L330: Does the misclassification of several raised palsa areas in the study area indicate that there may also be an overestimate of predicted emissions in extrapolated results?
The fact that the soft classification overestimated the fen vegetation area resulted in an over estimation compared to the UAV data see Table 3.
L375: Table 3: The caption seems to indicate that four sets of results should be in the table (i.e. the “one model using the UAV data” appears to be missing). The mean and SE should be labelled in the table.

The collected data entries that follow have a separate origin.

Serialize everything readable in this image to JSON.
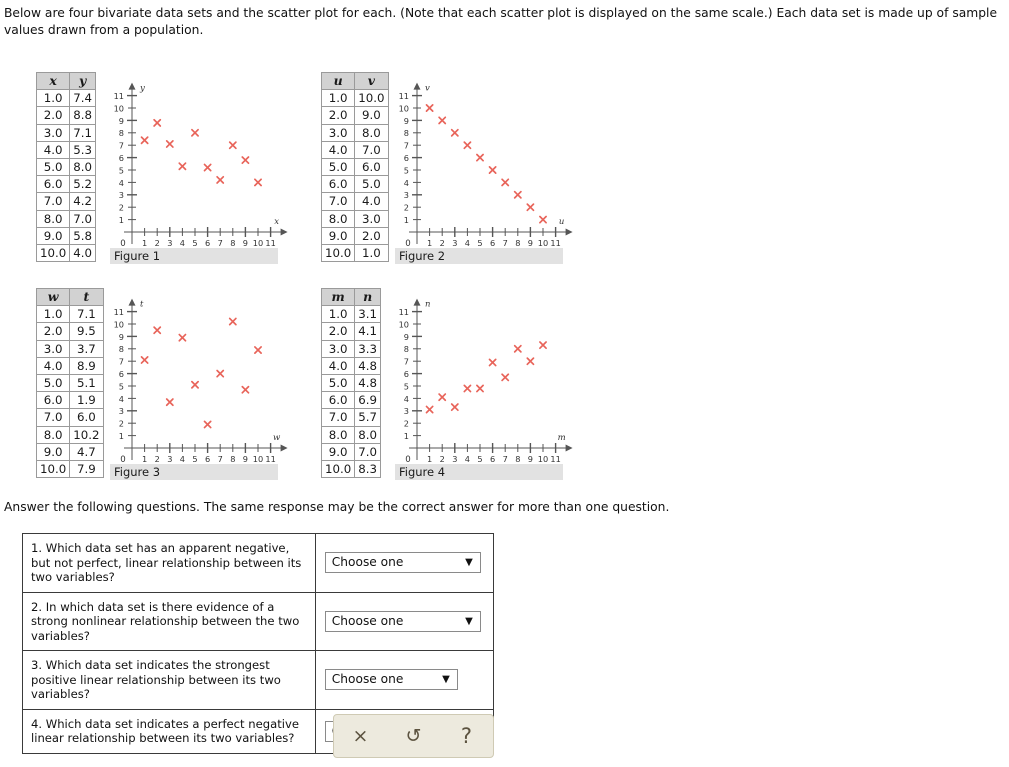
{
  "intro": "Below are four bivariate data sets and the scatter plot for each. (Note that each scatter plot is displayed on the same scale.) Each data set is made up of sample values drawn from a population.",
  "answer_instructions": "Answer the following questions. The same response may be the correct answer for more than one question.",
  "datasets": [
    {
      "id": "dataset-1",
      "caption": "Figure 1",
      "headers": [
        "x",
        "y"
      ],
      "x_label": "x",
      "y_label": "y",
      "rows": [
        [
          "1.0",
          "7.4"
        ],
        [
          "2.0",
          "8.8"
        ],
        [
          "3.0",
          "7.1"
        ],
        [
          "4.0",
          "5.3"
        ],
        [
          "5.0",
          "8.0"
        ],
        [
          "6.0",
          "5.2"
        ],
        [
          "7.0",
          "4.2"
        ],
        [
          "8.0",
          "7.0"
        ],
        [
          "9.0",
          "5.8"
        ],
        [
          "10.0",
          "4.0"
        ]
      ]
    },
    {
      "id": "dataset-2",
      "caption": "Figure 2",
      "headers": [
        "u",
        "v"
      ],
      "x_label": "u",
      "y_label": "v",
      "rows": [
        [
          "1.0",
          "10.0"
        ],
        [
          "2.0",
          "9.0"
        ],
        [
          "3.0",
          "8.0"
        ],
        [
          "4.0",
          "7.0"
        ],
        [
          "5.0",
          "6.0"
        ],
        [
          "6.0",
          "5.0"
        ],
        [
          "7.0",
          "4.0"
        ],
        [
          "8.0",
          "3.0"
        ],
        [
          "9.0",
          "2.0"
        ],
        [
          "10.0",
          "1.0"
        ]
      ]
    },
    {
      "id": "dataset-3",
      "caption": "Figure 3",
      "headers": [
        "w",
        "t"
      ],
      "x_label": "w",
      "y_label": "t",
      "rows": [
        [
          "1.0",
          "7.1"
        ],
        [
          "2.0",
          "9.5"
        ],
        [
          "3.0",
          "3.7"
        ],
        [
          "4.0",
          "8.9"
        ],
        [
          "5.0",
          "5.1"
        ],
        [
          "6.0",
          "1.9"
        ],
        [
          "7.0",
          "6.0"
        ],
        [
          "8.0",
          "10.2"
        ],
        [
          "9.0",
          "4.7"
        ],
        [
          "10.0",
          "7.9"
        ]
      ]
    },
    {
      "id": "dataset-4",
      "caption": "Figure 4",
      "headers": [
        "m",
        "n"
      ],
      "x_label": "m",
      "y_label": "n",
      "rows": [
        [
          "1.0",
          "3.1"
        ],
        [
          "2.0",
          "4.1"
        ],
        [
          "3.0",
          "3.3"
        ],
        [
          "4.0",
          "4.8"
        ],
        [
          "5.0",
          "4.8"
        ],
        [
          "6.0",
          "6.9"
        ],
        [
          "7.0",
          "5.7"
        ],
        [
          "8.0",
          "8.0"
        ],
        [
          "9.0",
          "7.0"
        ],
        [
          "10.0",
          "8.3"
        ]
      ]
    }
  ],
  "chart_data": [
    {
      "type": "scatter",
      "title": "Figure 1",
      "xlabel": "x",
      "ylabel": "y",
      "xlim": [
        0,
        11
      ],
      "ylim": [
        0,
        11
      ],
      "xticks": [
        1,
        2,
        3,
        4,
        5,
        6,
        7,
        8,
        9,
        10,
        11
      ],
      "yticks": [
        1,
        2,
        3,
        4,
        5,
        6,
        7,
        8,
        9,
        10,
        11
      ],
      "grid": false,
      "marker": "x",
      "marker_color": "#e8645a",
      "x": [
        1.0,
        2.0,
        3.0,
        4.0,
        5.0,
        6.0,
        7.0,
        8.0,
        9.0,
        10.0
      ],
      "y": [
        7.4,
        8.8,
        7.1,
        5.3,
        8.0,
        5.2,
        4.2,
        7.0,
        5.8,
        4.0
      ]
    },
    {
      "type": "scatter",
      "title": "Figure 2",
      "xlabel": "u",
      "ylabel": "v",
      "xlim": [
        0,
        11
      ],
      "ylim": [
        0,
        11
      ],
      "xticks": [
        1,
        2,
        3,
        4,
        5,
        6,
        7,
        8,
        9,
        10,
        11
      ],
      "yticks": [
        1,
        2,
        3,
        4,
        5,
        6,
        7,
        8,
        9,
        10,
        11
      ],
      "grid": false,
      "marker": "x",
      "marker_color": "#e8645a",
      "x": [
        1.0,
        2.0,
        3.0,
        4.0,
        5.0,
        6.0,
        7.0,
        8.0,
        9.0,
        10.0
      ],
      "y": [
        10.0,
        9.0,
        8.0,
        7.0,
        6.0,
        5.0,
        4.0,
        3.0,
        2.0,
        1.0
      ]
    },
    {
      "type": "scatter",
      "title": "Figure 3",
      "xlabel": "w",
      "ylabel": "t",
      "xlim": [
        0,
        11
      ],
      "ylim": [
        0,
        11
      ],
      "xticks": [
        1,
        2,
        3,
        4,
        5,
        6,
        7,
        8,
        9,
        10,
        11
      ],
      "yticks": [
        1,
        2,
        3,
        4,
        5,
        6,
        7,
        8,
        9,
        10,
        11
      ],
      "grid": false,
      "marker": "x",
      "marker_color": "#e8645a",
      "x": [
        1.0,
        2.0,
        3.0,
        4.0,
        5.0,
        6.0,
        7.0,
        8.0,
        9.0,
        10.0
      ],
      "y": [
        7.1,
        9.5,
        3.7,
        8.9,
        5.1,
        1.9,
        6.0,
        10.2,
        4.7,
        7.9
      ]
    },
    {
      "type": "scatter",
      "title": "Figure 4",
      "xlabel": "m",
      "ylabel": "n",
      "xlim": [
        0,
        11
      ],
      "ylim": [
        0,
        11
      ],
      "xticks": [
        1,
        2,
        3,
        4,
        5,
        6,
        7,
        8,
        9,
        10,
        11
      ],
      "yticks": [
        1,
        2,
        3,
        4,
        5,
        6,
        7,
        8,
        9,
        10,
        11
      ],
      "grid": false,
      "marker": "x",
      "marker_color": "#e8645a",
      "x": [
        1.0,
        2.0,
        3.0,
        4.0,
        5.0,
        6.0,
        7.0,
        8.0,
        9.0,
        10.0
      ],
      "y": [
        3.1,
        4.1,
        3.3,
        4.8,
        4.8,
        6.9,
        5.7,
        8.0,
        7.0,
        8.3
      ]
    }
  ],
  "questions": [
    {
      "text": "1. Which data set has an apparent negative, but not perfect, linear relationship between its two variables?",
      "select_value": "Choose one",
      "width": "full"
    },
    {
      "text": "2. In which data set is there evidence of a strong nonlinear relationship between the two variables?",
      "select_value": "Choose one",
      "width": "full"
    },
    {
      "text": "3. Which data set indicates the strongest positive linear relationship between its two variables?",
      "select_value": "Choose one",
      "width": "narrow"
    },
    {
      "text": "4. Which data set indicates a perfect negative linear relationship between its two variables?",
      "select_value": "Choose one",
      "width": "full"
    }
  ],
  "toolbar": {
    "close_label": "×",
    "reset_label": "↺",
    "help_label": "?"
  },
  "axis_zero_label": "0"
}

Yes, one column did not display correctly in the document. We have altered the formatting, so this displays correctly now. We have specified which column shows the mean and se.
L383-385: If such a strong bias-correction is required to correct the results for the trained study site, are these methods really suitable for estimating classifications outside of the study domain, where bias-correction would be more difficult without ground-truthed data? Perhaps this evaluation is worth greater discussion.
The approach presented in this paper, is based on a probability sample of the region mapped. The sample is thus representative of that study area but the referee is correct that it may not be representative of other regions but we don’t go to others in this paper. The methods are transferable, but there is a need for ground data and with that ground data we show the impact of the bias-correction method that is simple but extremely effective. We add this point to the manuscript.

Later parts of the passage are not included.